Mit der Revision bringt das FA vor, das FG habe unzutreffend die Anwendung von § 10 Abs. 5 UStG aufgrund einer teleologischen Reduktion versagt. Bei der von den Arbeitnehmern gezahlten Kostenbeteiligung handele es sich nicht um das marktübliche Entgelt im Sinne des EuGH-Urteils vom 29. Mai 1997 C-63/96, Skripalle (Slg. 1997, I-2847, BStBl II 1997, 841). Das tatsächlich gezahlte Entgelt sei auch nicht aus lohnsteuerrechtlichen Überlegungen als marktüblich anzusehen.

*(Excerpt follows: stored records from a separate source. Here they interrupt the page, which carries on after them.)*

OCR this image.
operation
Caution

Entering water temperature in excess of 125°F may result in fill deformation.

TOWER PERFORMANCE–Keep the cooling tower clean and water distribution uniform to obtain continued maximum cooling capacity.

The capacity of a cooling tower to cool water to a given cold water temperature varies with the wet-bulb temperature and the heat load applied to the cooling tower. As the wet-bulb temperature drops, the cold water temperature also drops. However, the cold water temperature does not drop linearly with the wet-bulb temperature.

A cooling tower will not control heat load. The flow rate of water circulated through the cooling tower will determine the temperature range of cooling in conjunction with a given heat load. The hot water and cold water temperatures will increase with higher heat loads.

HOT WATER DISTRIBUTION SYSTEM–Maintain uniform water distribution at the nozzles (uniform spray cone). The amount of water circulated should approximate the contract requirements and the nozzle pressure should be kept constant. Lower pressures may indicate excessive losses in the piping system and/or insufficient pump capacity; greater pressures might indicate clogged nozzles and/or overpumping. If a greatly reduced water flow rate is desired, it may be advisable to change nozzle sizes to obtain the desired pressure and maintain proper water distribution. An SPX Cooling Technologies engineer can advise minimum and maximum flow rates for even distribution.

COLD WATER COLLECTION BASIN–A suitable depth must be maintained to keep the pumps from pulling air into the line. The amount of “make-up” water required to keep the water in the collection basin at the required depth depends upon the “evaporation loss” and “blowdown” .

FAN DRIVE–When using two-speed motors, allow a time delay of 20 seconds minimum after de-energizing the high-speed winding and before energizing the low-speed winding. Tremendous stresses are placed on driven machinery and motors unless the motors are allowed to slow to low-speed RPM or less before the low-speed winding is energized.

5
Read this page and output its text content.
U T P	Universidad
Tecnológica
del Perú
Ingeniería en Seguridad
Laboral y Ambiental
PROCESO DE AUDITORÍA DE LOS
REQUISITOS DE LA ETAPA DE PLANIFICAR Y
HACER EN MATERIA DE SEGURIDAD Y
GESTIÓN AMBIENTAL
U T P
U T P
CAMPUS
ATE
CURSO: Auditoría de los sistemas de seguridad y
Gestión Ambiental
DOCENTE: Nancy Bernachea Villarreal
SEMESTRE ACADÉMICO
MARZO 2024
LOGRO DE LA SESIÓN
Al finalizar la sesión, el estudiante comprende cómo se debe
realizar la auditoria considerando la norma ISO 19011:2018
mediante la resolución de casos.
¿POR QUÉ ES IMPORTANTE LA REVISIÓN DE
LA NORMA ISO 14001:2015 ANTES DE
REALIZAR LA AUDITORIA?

Ertragsteuerrechtlich werde die verbilligte Überlassung typischer Berufskleidung als vermögenswerter Vorteil angesehen, der nach § 3 Nr. 31 des Einkommensteuergesetzes (EStG) steuerfrei gestellt werde. § 10 Abs. 5 UStG sei auch nicht wegen Fehlens der Gefahr einer Steuerumgehung unanwendbar. Insoweit handele es sich um eine gesetzliche Typisierung. Wenn dies im Einzelfall zu einem Wertungswiderspruch im Hinblick auf die fehlende Steuerbarkeit der unentgeltlichen Überlassung von Arbeitskleidung führe, sei das hinzunehmen.

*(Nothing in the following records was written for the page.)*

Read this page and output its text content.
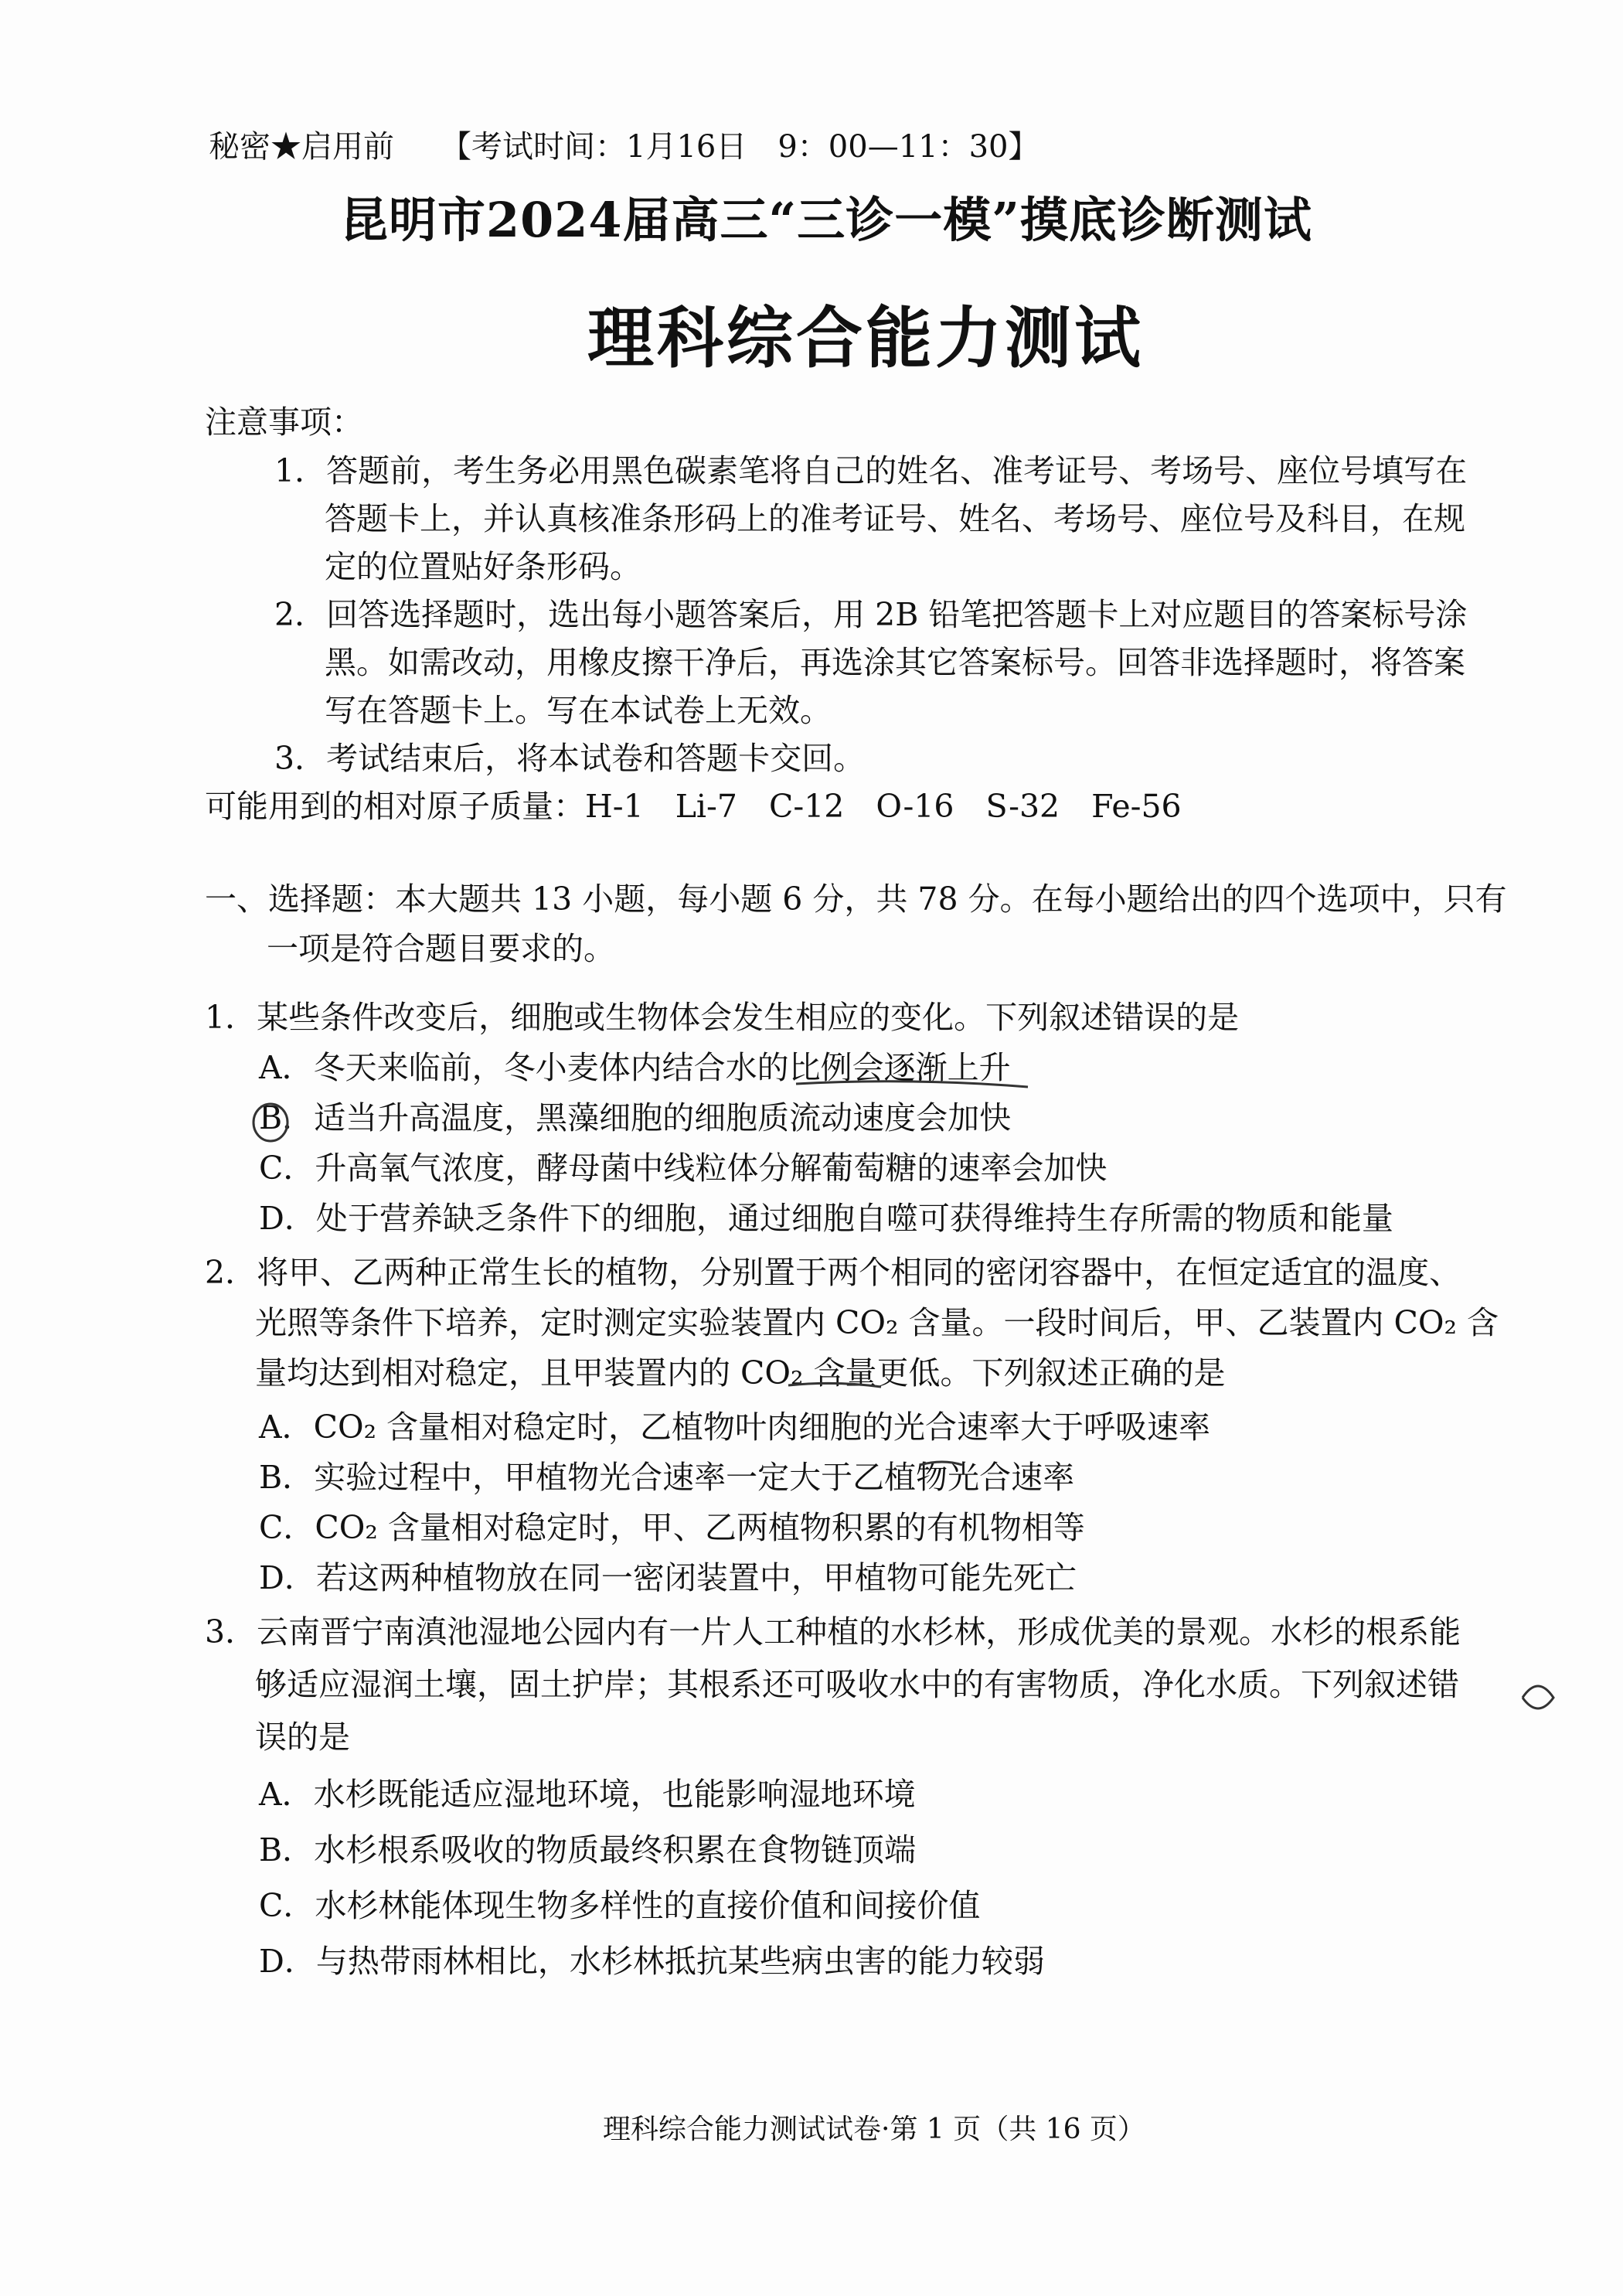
秘密★启用前 【考试时间：1月16日　9：00—11：30】
昆明市2024届高三“三诊一模”摸底诊断测试
理科综合能力测试
注意事项：
1．答题前，考生务必用黑色碳素笔将自己的姓名、准考证号、考场号、座位号填写在
答题卡上，并认真核准条形码上的准考证号、姓名、考场号、座位号及科目，在规
定的位置贴好条形码。
2．回答选择题时，选出每小题答案后，用 2B 铅笔把答题卡上对应题目的答案标号涂
黑。如需改动，用橡皮擦干净后，再选涂其它答案标号。回答非选择题时，将答案
写在答题卡上。写在本试卷上无效。
3．考试结束后，将本试卷和答题卡交回。
可能用到的相对原子质量：H-1　Li-7　C-12　O-16　S-32　Fe-56
一、选择题：本大题共 13 小题，每小题 6 分，共 78 分。在每小题给出的四个选项中，只有
一项是符合题目要求的。
1．某些条件改变后，细胞或生物体会发生相应的变化。下列叙述错误的是
A．冬天来临前，冬小麦体内结合水的比例会逐渐上升
B．适当升高温度，黑藻细胞的细胞质流动速度会加快
C．升高氧气浓度，酵母菌中线粒体分解葡萄糖的速率会加快
D．处于营养缺乏条件下的细胞，通过细胞自噬可获得维持生存所需的物质和能量
2．将甲、乙两种正常生长的植物，分别置于两个相同的密闭容器中，在恒定适宜的温度、
光照等条件下培养，定时测定实验装置内 CO₂ 含量。一段时间后，甲、乙装置内 CO₂ 含
量均达到相对稳定，且甲装置内的 CO₂ 含量更低。下列叙述正确的是
A．CO₂ 含量相对稳定时，乙植物叶肉细胞的光合速率大于呼吸速率
B．实验过程中，甲植物光合速率一定大于乙植物光合速率
C．CO₂ 含量相对稳定时，甲、乙两植物积累的有机物相等
D．若这两种植物放在同一密闭装置中，甲植物可能先死亡
3．云南晋宁南滇池湿地公园内有一片人工种植的水杉林，形成优美的景观。水杉的根系能
够适应湿润土壤，固土护岸；其根系还可吸收水中的有害物质，净化水质。下列叙述错
误的是
A．水杉既能适应湿地环境，也能影响湿地环境
B．水杉根系吸收的物质最终积累在食物链顶端
C．水杉林能体现生物多样性的直接价值和间接价值
D．与热带雨林相比，水杉林抵抗某些病虫害的能力较弱
理科综合能力测试试卷·第 1 页（共 16 页）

Das FA beantragt, das Urteil der Vorinstanz aufzuheben und die Klage abzuweisen.

Die Klägerin beantragt, die Revision als unbegründet zurückzuweisen.

II. Die Revision des FA ist unbegründet und war daher zurückzuweisen (§ 126 Abs. 2 der Finanzgerichtsordnung --FGO--). Das FG hat zu Recht die Anwendbarkeit der Mindestbemessungsgrundlage nach § 10 Abs. 5 UStG verneint.

1. Gemäß § 10 Abs. 5 UStG unterliegen "Leistungen, die ein Unternehmer an sein Personal aufgrund des Dienstverhältnisses ausführt", der Mindestbemessungsgrundlage, wenn das vom Arbeitnehmer tatsächlich entrichtete Entgelt hinter den Ausgaben zurückbleibt (§ 10 Abs. 4 Nr. 2 UStG). Die Anwendung dieser Regelung entspricht im Streitfall nicht dem Sinn und Zweck der Vorschrift.

§ 10 Abs. 5 UStG bezweckt als abweichende Sondermaßnahme i.S. des Art. 27 der Richtlinie 77/388/EWG, Steuerhinterziehungen oder Steuerumgehungen durch eine ungerechtfertigte Minderung der Bemessungsgrundlage zu vermeiden. Wie der Senat bereits mit Urteil vom 15. November 2007 V R 15/06 (BFH/NV 2008, 1070, Sammelbeförderung) im Anschluss an das EUGH-Urteil Skripalle in Slg. 1997, I-2847, BStBl II 1997, 841 entschieden hat, sind derartige abweichende nationale Maßnahmen jedoch eng auszulegen und nur insoweit anzuerkennen, als dies für die Erreichung dieses Zieles unbedingt erforderlich ist. Daher ist die Mindestbemessungsgrundlage nach § 10 Abs. 5 Nr. 2 UStG nur auf solche Leistungen anzuwenden, die auch bei unentgeltlicher Leistung nach § 3 Abs. 1b Satz 1 Nr. 2, Abs. 9a UStG steuerbar wären. Danach sind unentgeltliche Lieferungen oder sonstige Leistungen des Unternehmers an sein Personal nur dann steuerbar, wenn diese "für den privaten Bedarf" des Arbeitnehmers erfolgen und "keine Aufmerksamkeiten" vorliegen (§ 3 Abs. 1b Nr. 2 UStG). Liegt keine Leistung für den privaten Bedarf des Personals vor, weil sie nicht der Befriedigung persönlicher Bedürfnisse des Arbeitnehmers dient, sondern durch betriebliche Erfordernisse bedingt ist, handelt es sich nicht um eine Leistung "aufgrund des Dienstverhältnisses" i.S. des § 10 Abs. 5 UStG. Ansonsten käme es zu einem Wertungswiderspruch, wenn eine unentgeltliche, ausschließlich aus betrieblichen Gründen erfolgte Leistung des Arbeitgebers an seinen Arbeitnehmer mangels Eigenverbrauchs nicht steuerbar wäre, jedoch bei teilentgeltlicher Überlassung aufgrund des § 10 Abs. 5 UStG die Bemessungsgrundlage mit den gesamten Kosten angesetzt werden müsste. Dementsprechend hat auch der XI. Senat des Bundesfinanzhofs durch Urteil vom 27. Februar 2008 XI R 50/07 (BFH/NV 2008, 1086) --dem sich der Senat anschließt-- entschieden, dass die verbilligte Überlassung von Arbeitskitteln und -jacken nicht der Mindestbemessungsgrundlage nach § 10 Abs. 5 UStG unterliegt, wenn sie durch betriebliche Erfordernisse bedingt ist.

2. Danach hat das FG im Streitfall zu Recht die Anwendung der Mindestbemessungsgrundlage nach § 10 Abs. 5 UStG abgelehnt, denn nach den Feststellungen des FG war die Überlassung der Schutzkleidung durch die betrieblichen Belange des Arbeitgebers bedingt und eine private Nutzung ausgeschlossen.